One phenomenon of note is the performance during
"Octobers of years ending in 7"
Is October of year 7 just one more statistical quirk, or is there information that investors need to protect themselves? Take a look at the results and judge...As you can see in the following Table,...
...the results for the Dow in Octobers of years ending in 7 have been pretty dismal.
It must be said that this is a fairly small sample size; likewise, most individuals will not be comfortable acting on some trend that occurs only once every decade and lasts just one month. Still, the numbers should be enough to give you pause before investing aggressively during October of a year ending in 7. Consider the following performance results:
♦ The annualized rate of return during Octobers of years ending in 7 was -54.7 percent.
♦ The annualized rate of return during all other trading days was 7.3 percent
♦ The Dow posted a gain during Octobers of years ending in 7 twice and a loss nine times.
♦ The average gain for the month during up Octobers of years ending in 7 was 1.3 percent.

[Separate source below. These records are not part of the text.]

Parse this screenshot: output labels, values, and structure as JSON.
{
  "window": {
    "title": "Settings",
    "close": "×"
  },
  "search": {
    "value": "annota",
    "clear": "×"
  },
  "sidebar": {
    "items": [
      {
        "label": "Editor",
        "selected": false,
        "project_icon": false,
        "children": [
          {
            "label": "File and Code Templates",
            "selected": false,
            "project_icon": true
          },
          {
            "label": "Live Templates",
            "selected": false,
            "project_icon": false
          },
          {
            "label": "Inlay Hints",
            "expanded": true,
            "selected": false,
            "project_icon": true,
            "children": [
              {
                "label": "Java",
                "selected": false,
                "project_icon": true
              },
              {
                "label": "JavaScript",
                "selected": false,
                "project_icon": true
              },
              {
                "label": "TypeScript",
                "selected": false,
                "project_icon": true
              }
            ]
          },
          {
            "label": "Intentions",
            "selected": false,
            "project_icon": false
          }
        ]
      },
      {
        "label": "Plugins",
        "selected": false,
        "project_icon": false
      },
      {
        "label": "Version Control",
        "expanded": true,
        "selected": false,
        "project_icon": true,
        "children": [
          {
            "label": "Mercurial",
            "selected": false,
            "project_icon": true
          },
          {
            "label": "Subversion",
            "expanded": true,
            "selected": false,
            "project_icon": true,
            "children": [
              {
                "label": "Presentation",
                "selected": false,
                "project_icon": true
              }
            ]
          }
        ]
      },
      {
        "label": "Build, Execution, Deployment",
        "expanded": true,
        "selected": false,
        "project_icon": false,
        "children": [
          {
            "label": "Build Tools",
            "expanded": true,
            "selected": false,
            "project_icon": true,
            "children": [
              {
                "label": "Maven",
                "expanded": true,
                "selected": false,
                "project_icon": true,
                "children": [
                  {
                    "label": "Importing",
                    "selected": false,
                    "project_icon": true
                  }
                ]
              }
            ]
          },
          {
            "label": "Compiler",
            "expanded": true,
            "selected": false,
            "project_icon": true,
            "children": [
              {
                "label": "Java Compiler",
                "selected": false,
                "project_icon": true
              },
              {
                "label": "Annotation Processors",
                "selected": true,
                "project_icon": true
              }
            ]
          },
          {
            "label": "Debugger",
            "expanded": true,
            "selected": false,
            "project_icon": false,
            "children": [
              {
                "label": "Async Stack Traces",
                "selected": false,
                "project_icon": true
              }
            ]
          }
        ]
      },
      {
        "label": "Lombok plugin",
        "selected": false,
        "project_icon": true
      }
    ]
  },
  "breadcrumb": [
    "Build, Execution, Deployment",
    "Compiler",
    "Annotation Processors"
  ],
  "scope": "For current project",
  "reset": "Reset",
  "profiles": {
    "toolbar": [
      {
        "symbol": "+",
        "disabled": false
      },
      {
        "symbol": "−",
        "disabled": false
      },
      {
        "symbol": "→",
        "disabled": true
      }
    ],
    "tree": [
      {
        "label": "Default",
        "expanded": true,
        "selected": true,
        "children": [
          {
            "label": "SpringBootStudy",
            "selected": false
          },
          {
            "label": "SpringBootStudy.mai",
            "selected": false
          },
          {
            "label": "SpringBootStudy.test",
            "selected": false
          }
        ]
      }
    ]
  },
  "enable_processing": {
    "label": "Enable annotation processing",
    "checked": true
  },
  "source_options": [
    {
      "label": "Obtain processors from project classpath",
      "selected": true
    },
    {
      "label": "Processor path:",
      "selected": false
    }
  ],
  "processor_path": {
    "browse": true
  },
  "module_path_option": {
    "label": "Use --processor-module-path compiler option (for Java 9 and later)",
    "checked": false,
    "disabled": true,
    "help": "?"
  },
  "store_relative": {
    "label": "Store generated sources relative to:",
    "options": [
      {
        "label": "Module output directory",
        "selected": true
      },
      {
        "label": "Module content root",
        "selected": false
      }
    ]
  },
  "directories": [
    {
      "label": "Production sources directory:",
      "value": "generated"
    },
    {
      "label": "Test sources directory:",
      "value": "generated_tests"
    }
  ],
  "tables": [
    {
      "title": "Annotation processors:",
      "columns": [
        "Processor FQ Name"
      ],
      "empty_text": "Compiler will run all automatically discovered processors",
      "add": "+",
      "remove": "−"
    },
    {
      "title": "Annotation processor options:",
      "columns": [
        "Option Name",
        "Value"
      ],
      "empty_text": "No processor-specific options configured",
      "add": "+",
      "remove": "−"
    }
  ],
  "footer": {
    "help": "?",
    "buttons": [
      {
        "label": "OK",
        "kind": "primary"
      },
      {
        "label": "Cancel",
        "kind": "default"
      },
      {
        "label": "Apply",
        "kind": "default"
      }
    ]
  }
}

♦ The average loss for the month during down Octobers of years ending in 7 was 9.5 percent.
♦ On four occasions the performance of Octobers of years ending in 7 exceeded -10 percent for the month
(1907 = -14.8 percent, 1917 = -11.1 percent, 1937 = -10.6 percent, and 1987 = -23.2 percent).

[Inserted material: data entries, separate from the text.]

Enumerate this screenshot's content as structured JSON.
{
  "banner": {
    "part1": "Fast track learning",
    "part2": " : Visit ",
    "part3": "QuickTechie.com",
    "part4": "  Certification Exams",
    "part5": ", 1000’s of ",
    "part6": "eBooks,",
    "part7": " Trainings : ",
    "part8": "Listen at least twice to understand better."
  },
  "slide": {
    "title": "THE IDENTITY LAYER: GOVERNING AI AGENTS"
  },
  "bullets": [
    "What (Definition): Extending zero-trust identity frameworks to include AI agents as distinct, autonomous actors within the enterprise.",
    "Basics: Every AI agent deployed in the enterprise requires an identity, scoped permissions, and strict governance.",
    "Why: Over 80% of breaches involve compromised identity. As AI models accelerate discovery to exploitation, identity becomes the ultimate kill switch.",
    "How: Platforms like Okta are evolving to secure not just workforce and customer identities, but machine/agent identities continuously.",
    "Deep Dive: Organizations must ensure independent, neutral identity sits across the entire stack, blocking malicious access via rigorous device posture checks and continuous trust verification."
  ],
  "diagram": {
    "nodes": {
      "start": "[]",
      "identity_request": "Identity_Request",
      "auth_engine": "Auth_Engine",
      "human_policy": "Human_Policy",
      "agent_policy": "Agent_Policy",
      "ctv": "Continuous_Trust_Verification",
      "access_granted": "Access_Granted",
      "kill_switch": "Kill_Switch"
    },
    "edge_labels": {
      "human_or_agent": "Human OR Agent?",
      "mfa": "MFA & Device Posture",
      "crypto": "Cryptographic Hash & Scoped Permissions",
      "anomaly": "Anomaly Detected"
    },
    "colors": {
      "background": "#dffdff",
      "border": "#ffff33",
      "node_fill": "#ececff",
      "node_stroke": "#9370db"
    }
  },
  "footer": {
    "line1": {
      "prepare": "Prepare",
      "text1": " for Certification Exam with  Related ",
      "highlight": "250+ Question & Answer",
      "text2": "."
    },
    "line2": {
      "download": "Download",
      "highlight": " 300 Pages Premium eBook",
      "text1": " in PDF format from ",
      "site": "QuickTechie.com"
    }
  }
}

The bottom line regarding Octobers of years ending in 7 is that even when they aren’t bad, they still aren’t very good. And when they are bad, they are really (!) bad.

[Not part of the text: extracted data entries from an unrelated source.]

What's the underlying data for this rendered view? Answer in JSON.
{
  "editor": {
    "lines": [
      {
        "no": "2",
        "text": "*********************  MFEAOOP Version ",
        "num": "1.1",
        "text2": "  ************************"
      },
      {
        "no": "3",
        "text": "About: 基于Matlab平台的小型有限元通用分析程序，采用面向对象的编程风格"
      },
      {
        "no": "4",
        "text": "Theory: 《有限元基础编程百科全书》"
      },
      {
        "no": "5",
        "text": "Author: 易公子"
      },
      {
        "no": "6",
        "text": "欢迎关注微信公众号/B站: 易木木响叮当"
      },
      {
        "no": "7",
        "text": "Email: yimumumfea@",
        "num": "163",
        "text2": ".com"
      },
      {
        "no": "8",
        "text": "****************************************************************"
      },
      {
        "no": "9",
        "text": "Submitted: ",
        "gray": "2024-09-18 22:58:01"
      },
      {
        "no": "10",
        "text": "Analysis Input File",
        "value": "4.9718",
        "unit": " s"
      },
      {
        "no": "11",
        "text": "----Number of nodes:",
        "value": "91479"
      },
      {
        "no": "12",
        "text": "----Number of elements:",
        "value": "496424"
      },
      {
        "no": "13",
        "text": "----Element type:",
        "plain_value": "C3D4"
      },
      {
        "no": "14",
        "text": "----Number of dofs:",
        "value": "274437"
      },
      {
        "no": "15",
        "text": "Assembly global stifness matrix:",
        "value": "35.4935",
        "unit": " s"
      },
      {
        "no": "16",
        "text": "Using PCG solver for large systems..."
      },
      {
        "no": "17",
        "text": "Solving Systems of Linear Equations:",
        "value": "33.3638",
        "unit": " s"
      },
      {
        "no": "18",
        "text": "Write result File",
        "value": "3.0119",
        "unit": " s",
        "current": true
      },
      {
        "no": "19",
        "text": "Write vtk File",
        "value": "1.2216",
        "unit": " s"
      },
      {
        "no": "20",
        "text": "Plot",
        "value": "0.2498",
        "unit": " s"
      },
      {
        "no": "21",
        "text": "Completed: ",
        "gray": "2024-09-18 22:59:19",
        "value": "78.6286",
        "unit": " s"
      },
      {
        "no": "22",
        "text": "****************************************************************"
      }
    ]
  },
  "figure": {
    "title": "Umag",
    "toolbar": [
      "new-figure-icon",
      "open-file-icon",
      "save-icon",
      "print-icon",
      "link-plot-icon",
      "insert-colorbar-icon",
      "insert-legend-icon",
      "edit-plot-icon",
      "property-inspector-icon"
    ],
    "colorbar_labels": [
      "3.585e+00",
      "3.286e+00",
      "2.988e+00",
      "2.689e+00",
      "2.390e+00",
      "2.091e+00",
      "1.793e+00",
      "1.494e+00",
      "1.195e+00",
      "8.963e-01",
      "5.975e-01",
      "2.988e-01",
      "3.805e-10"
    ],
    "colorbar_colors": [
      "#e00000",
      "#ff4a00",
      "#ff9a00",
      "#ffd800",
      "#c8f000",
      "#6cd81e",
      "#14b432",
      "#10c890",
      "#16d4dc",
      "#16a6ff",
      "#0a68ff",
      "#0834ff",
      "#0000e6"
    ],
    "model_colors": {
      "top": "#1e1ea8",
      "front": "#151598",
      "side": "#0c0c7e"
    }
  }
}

The next Figure displays the growth of USD 1,000 invested in the Dow only during the month of October during years ending in 7 since 1900. As you can see in that Figure, the results generated during Octobers of years ending in 7 has been nearly uniformly dreadful:
So, had investors decided to play it safe and completely sit out the October of years ending in 7 in each decade, they twice would have missed out on small gains but never would have missed any truly meaningful rallies. This is something to note when October 2017 rolls around...
Examining the performance of the stock market during September and October. I conclude that investors may often do themselves a great favor by being out of the market during these two months...(if they can handle it - which is another question).